This one came to me on the drive home this morning. It is almost an hour drive so I had some spare time. When does confidence become arrogance? I know quite a few people in both clubs. I love people with confidence but can’t stand those with arrogance. The question is what is or how do you define the line between them. This post is MY definition and opinion on it.
Confidence. A simple word that bring it out in others. I like a person who knows they can do something but doesn’t rub it in your face or use it to make you feel less than human. It makes me more willing to give my idea also. The catch here is making you feel less than human. How? I can take it if someone comes along and is better at something than I am. It makes me work harder than hell to reach that level. If they take it farther I start to have issues. Does it seem like they are gloating over you by doing it? Are they trying to break your spirit by constantly bringing it up or holding it over you? It comes down to your opinion of what they are saying or doing as much as a definition in a book.

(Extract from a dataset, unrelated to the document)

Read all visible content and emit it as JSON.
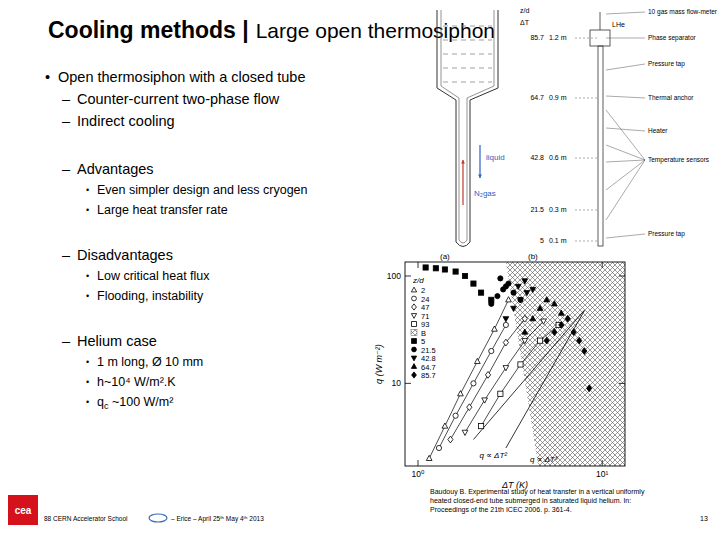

Confidence – being self assured of your own ability or talent for doing something. Playing football, working as a engineer, or just hanging with friends (it is doing something and not everyone can do it well). Doctors, nurses, and diabetic educators can easily fall into this catagory. They have vast knowledge of this disease and access to the lastest techniques and gadgets to treat it. My tell is their listening skills. I hate to sit in a room with one decribing a recent issue or a concern and feel like I am talking to the wall behind them. Yes my sugar was high here but if you look back just an hour earlier it was going low so I tooks some carbs to bring it up.

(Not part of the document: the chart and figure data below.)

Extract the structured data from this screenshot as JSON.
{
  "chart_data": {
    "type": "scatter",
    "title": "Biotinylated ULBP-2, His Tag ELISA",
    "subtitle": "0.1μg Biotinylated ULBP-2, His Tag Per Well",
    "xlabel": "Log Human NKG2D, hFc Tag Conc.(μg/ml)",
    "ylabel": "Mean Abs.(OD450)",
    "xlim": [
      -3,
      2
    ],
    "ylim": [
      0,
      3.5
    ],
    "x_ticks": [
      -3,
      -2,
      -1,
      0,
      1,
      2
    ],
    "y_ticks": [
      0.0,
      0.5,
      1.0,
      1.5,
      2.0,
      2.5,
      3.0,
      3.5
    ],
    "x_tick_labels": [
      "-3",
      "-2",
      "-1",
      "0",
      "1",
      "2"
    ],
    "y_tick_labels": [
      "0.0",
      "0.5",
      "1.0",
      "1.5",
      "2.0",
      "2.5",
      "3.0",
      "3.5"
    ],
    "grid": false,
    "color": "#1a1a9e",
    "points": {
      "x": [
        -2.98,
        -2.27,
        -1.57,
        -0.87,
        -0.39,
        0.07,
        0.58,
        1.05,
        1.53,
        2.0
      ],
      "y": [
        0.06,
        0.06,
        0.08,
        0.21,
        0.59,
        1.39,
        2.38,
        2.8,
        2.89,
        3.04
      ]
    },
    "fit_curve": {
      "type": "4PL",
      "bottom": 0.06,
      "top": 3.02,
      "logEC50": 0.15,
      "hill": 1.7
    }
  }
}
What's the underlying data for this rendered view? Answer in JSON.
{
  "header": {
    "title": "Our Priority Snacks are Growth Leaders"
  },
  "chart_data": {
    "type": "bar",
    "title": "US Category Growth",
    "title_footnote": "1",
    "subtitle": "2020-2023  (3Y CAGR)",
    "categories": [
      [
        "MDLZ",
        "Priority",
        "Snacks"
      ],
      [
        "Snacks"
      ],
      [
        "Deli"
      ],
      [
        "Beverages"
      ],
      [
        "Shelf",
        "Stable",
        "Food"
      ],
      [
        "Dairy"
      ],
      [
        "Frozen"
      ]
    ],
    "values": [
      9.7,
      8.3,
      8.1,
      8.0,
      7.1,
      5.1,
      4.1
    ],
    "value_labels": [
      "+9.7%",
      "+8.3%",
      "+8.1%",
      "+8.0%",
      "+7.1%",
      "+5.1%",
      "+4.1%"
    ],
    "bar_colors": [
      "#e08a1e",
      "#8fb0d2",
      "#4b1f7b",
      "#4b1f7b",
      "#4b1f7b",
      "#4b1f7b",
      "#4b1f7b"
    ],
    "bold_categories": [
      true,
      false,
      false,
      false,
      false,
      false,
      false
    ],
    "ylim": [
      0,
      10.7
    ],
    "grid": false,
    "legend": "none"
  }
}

It gets really annoying when the next question is “Why didn’t you bolus for those carbs?” I just pause for a moment and stare back. Why say anymore? They obviously didn’t just hear me when I said it was going low just an hour earlier. Then my inner ass comes out to play. Me “Why would I bolus when I’m trying to raise my sugar?” Her “80 is not low yet. You don’t need to bolus.” Me “At 80 I get confused and can no longer function well.” Her “Its just because you are used to it being high. Normal doesn’t feel right anymore.”

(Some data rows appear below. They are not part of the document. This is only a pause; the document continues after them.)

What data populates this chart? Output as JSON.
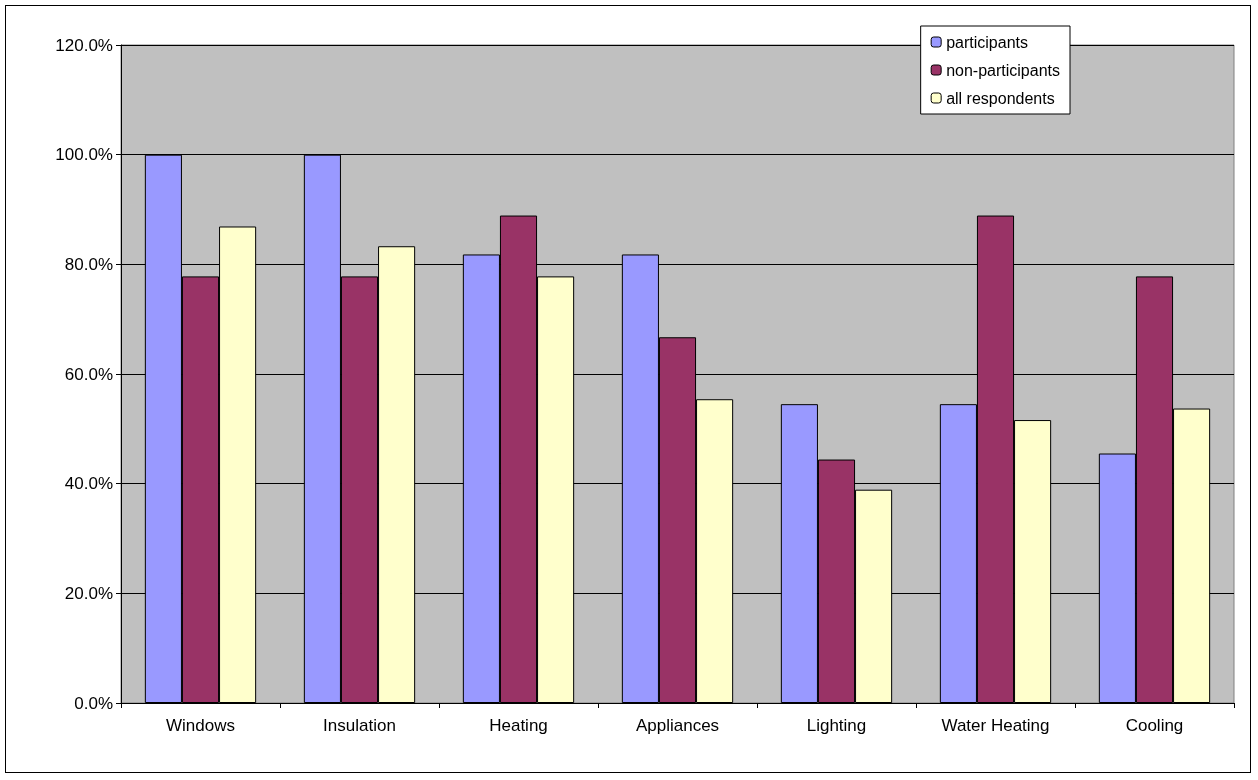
{
  "chart_data": {
    "type": "bar",
    "categories": [
      "Windows",
      "Insulation",
      "Heating",
      "Appliances",
      "Lighting",
      "Water Heating",
      "Cooling"
    ],
    "series": [
      {
        "name": "participants",
        "color": "#9999ff",
        "values": [
          100,
          100,
          81.8,
          81.8,
          54.5,
          54.5,
          45.5
        ]
      },
      {
        "name": "non-participants",
        "color": "#993366",
        "values": [
          77.8,
          77.8,
          88.9,
          66.7,
          44.4,
          88.9,
          77.8
        ]
      },
      {
        "name": "all respondents",
        "color": "#ffffcc",
        "values": [
          86.9,
          83.3,
          77.8,
          55.4,
          38.9,
          51.6,
          53.7
        ]
      }
    ],
    "ylim": [
      0,
      120
    ],
    "yticks": [
      {
        "value": 0,
        "label": "0.0%"
      },
      {
        "value": 20,
        "label": "20.0%"
      },
      {
        "value": 40,
        "label": "40.0%"
      },
      {
        "value": 60,
        "label": "60.0%"
      },
      {
        "value": 80,
        "label": "80.0%"
      },
      {
        "value": 100,
        "label": "100.0%"
      },
      {
        "value": 120,
        "label": "120.0%"
      }
    ],
    "grid": "y",
    "legend": "top right"
  }
}
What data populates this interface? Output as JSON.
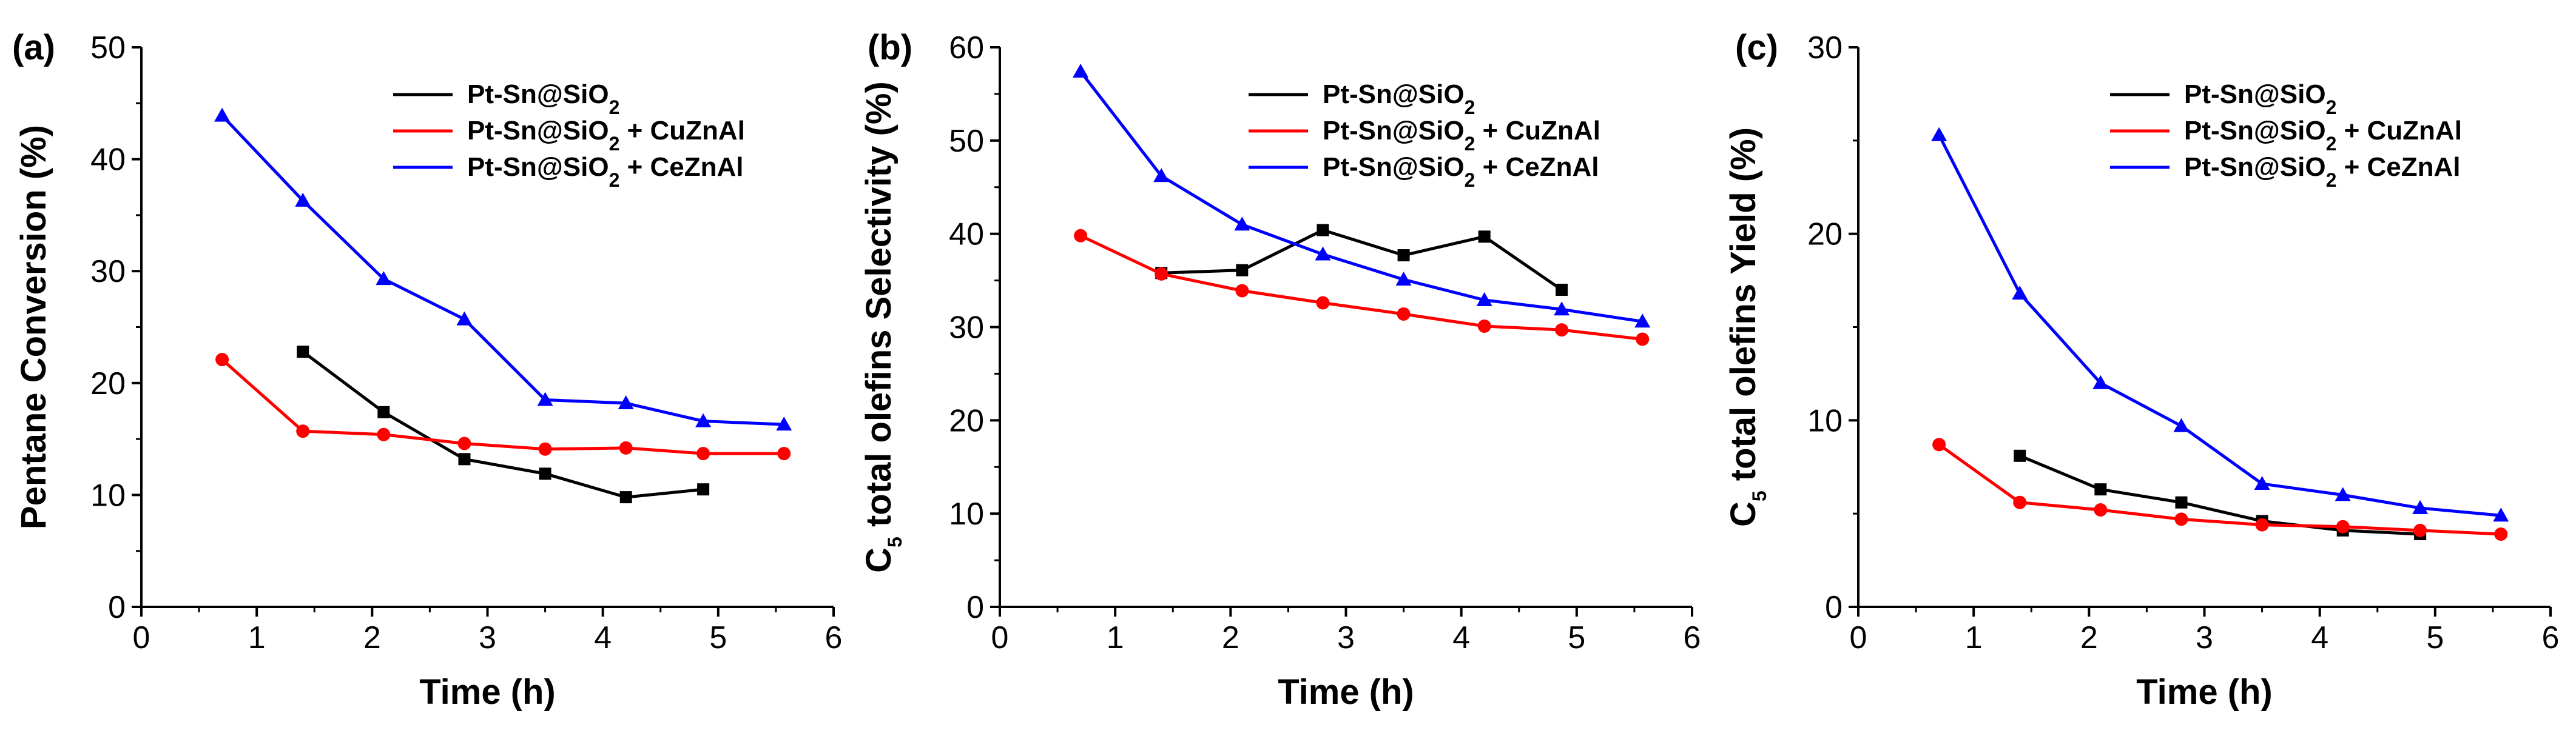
{
  "chart_data": [
    {
      "type": "line",
      "panel_label": "(a)",
      "title": "",
      "xlabel": "Time (h)",
      "ylabel": "Pentane Conversion (%)",
      "xlim": [
        0,
        6
      ],
      "ylim": [
        0,
        50
      ],
      "xticks": [
        "0",
        "1",
        "2",
        "3",
        "4",
        "5",
        "6"
      ],
      "yticks": [
        "0",
        "10",
        "20",
        "30",
        "40",
        "50"
      ],
      "ytick_values": [
        0,
        10,
        20,
        30,
        40,
        50
      ],
      "legend_position": "top-right",
      "series": [
        {
          "name": "Pt-Sn@SiO",
          "subscript": "2",
          "suffix": "",
          "color": "#000000",
          "marker": "square",
          "x": [
            1.4,
            2.1,
            2.8,
            3.5,
            4.2,
            4.87
          ],
          "y": [
            22.8,
            17.4,
            13.2,
            11.9,
            9.8,
            10.5
          ]
        },
        {
          "name": "Pt-Sn@SiO",
          "subscript": "2",
          "suffix": " + CuZnAl",
          "color": "#ff0000",
          "marker": "circle",
          "x": [
            0.7,
            1.4,
            2.1,
            2.8,
            3.5,
            4.2,
            4.87,
            5.57
          ],
          "y": [
            22.1,
            15.7,
            15.4,
            14.6,
            14.1,
            14.2,
            13.7,
            13.7
          ]
        },
        {
          "name": "Pt-Sn@SiO",
          "subscript": "2",
          "suffix": " + CeZnAl",
          "color": "#0000ff",
          "marker": "triangle",
          "x": [
            0.7,
            1.4,
            2.1,
            2.8,
            3.5,
            4.2,
            4.87,
            5.57
          ],
          "y": [
            43.9,
            36.3,
            29.3,
            25.7,
            18.5,
            18.2,
            16.6,
            16.3
          ]
        }
      ]
    },
    {
      "type": "line",
      "panel_label": "(b)",
      "title": "",
      "xlabel": "Time (h)",
      "ylabel_prefix": "C",
      "ylabel_subscript": "5",
      "ylabel": " total olefins Selectivity (%)",
      "xlim": [
        0,
        6
      ],
      "ylim": [
        0,
        60
      ],
      "xticks": [
        "0",
        "1",
        "2",
        "3",
        "4",
        "5",
        "6"
      ],
      "yticks": [
        "0",
        "10",
        "20",
        "30",
        "40",
        "50",
        "60"
      ],
      "ytick_values": [
        0,
        10,
        20,
        30,
        40,
        50,
        60
      ],
      "legend_position": "top-right",
      "series": [
        {
          "name": "Pt-Sn@SiO",
          "subscript": "2",
          "suffix": "",
          "color": "#000000",
          "marker": "square",
          "x": [
            1.4,
            2.1,
            2.8,
            3.5,
            4.2,
            4.87
          ],
          "y": [
            35.8,
            36.1,
            40.4,
            37.7,
            39.7,
            34.0
          ]
        },
        {
          "name": "Pt-Sn@SiO",
          "subscript": "2",
          "suffix": " + CuZnAl",
          "color": "#ff0000",
          "marker": "circle",
          "x": [
            0.7,
            1.4,
            2.1,
            2.8,
            3.5,
            4.2,
            4.87,
            5.57
          ],
          "y": [
            39.8,
            35.7,
            33.9,
            32.6,
            31.4,
            30.1,
            29.7,
            28.7
          ]
        },
        {
          "name": "Pt-Sn@SiO",
          "subscript": "2",
          "suffix": " + CeZnAl",
          "color": "#0000ff",
          "marker": "triangle",
          "x": [
            0.7,
            1.4,
            2.1,
            2.8,
            3.5,
            4.2,
            4.87,
            5.57
          ],
          "y": [
            57.4,
            46.2,
            41.0,
            37.8,
            35.1,
            32.9,
            31.9,
            30.6
          ]
        }
      ]
    },
    {
      "type": "line",
      "panel_label": "(c)",
      "title": "",
      "xlabel": "Time (h)",
      "ylabel_prefix": "C",
      "ylabel_subscript": "5",
      "ylabel": " total olefins Yield (%)",
      "xlim": [
        0,
        6
      ],
      "ylim": [
        0,
        30
      ],
      "xticks": [
        "0",
        "1",
        "2",
        "3",
        "4",
        "5",
        "6"
      ],
      "yticks": [
        "0",
        "10",
        "20",
        "30"
      ],
      "ytick_values": [
        0,
        10,
        20,
        30
      ],
      "legend_position": "top-right",
      "series": [
        {
          "name": "Pt-Sn@SiO",
          "subscript": "2",
          "suffix": "",
          "color": "#000000",
          "marker": "square",
          "x": [
            1.4,
            2.1,
            2.8,
            3.5,
            4.2,
            4.87
          ],
          "y": [
            8.1,
            6.3,
            5.6,
            4.6,
            4.1,
            3.9
          ]
        },
        {
          "name": "Pt-Sn@SiO",
          "subscript": "2",
          "suffix": " + CuZnAl",
          "color": "#ff0000",
          "marker": "circle",
          "x": [
            0.7,
            1.4,
            2.1,
            2.8,
            3.5,
            4.2,
            4.87,
            5.57
          ],
          "y": [
            8.7,
            5.6,
            5.2,
            4.7,
            4.4,
            4.3,
            4.1,
            3.9
          ]
        },
        {
          "name": "Pt-Sn@SiO",
          "subscript": "2",
          "suffix": " + CeZnAl",
          "color": "#0000ff",
          "marker": "triangle",
          "x": [
            0.7,
            1.4,
            2.1,
            2.8,
            3.5,
            4.2,
            4.87,
            5.57
          ],
          "y": [
            25.3,
            16.8,
            12.0,
            9.7,
            6.6,
            6.0,
            5.3,
            4.9
          ]
        }
      ]
    }
  ]
}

That conversation actually happened. It may not be exactly word for word but the content is very similar. She was right about that last point though. Normal to me is not what others feel is normal. I told her that the first day we met in her office. “I’m not normal.” Plain and simple I am not, normal is not the way my life works. I can do double digit multiplication in my head most of the time but if my sugar drops below 80-85 I have trouble with even single digit multiplication. I start to second guess any decisions I need make. What I can normally do in less than a mintue now takes better than 15 minutes.
It has now become arrogance in that she feels she knows better than I what is going on and is trying to tell me how I SHOULD feel not asking how I do or did feel. She told me I wasn’t feeling a low. What about the confusion? What about the fatique? Arrogant is when someone has or reveals an exaggerated sense of their own abilities or importance. I know way too many people that fit in this catagory. Tricky part is they don’t always fit in there. Some days they are just confident and others they turn arrogant. What I got out of that conversation was “I’m a doctor just do what I say!”
As many people don’t know all the facts about the subject rather than actually know better but send you on a goose chase for the “magic” cure or treatment. 40+ years in and I have heard most of them but I can always listen to another. There may actually be some truth to it. Garlic does actually help with insulin effectiveness. Chomium is another mineral that increases insulin’s effectiveness. Think of it was a lubricant for the key (insulin) to fit into the lock (cell wall). There are others out there, some I’ve not heard of yet, which is why I always listen but don’t always follow the line of thought all the way through. I understand the science of it also. It is not magic, just science I didn’t understand that in the beginning.
I would be shocked if there is no one who sees me as arrogant at times and it is OK. I get it. As much as I see someone being arrogant with me when they really aren’t or least aren’t with everyone else. Here’s a nother big word for everyone. Perception. It’s how people see things. It is neither right nor wrong just how we see it. Optical illusions depend on percption errors to work. Our sight is working just fine, its our minds that get tricked or bent into believing they are looking at something that is not there.
My last opinion on this issue is that there are those that flat don’t care and seem to go out of their way to be arrogant. Its one of polar opposite issues. If a person comes off as overly dominant then they are most likely to have an insecurity issue. I see arrogance as a dominance issue. Someone is trying to be bigger and badder than you at something. I learned a long time ago, there is ALWAYS someone on the planet who is bigger, smarter, faster, or more of a badass than you think you are. Keep that in mind always.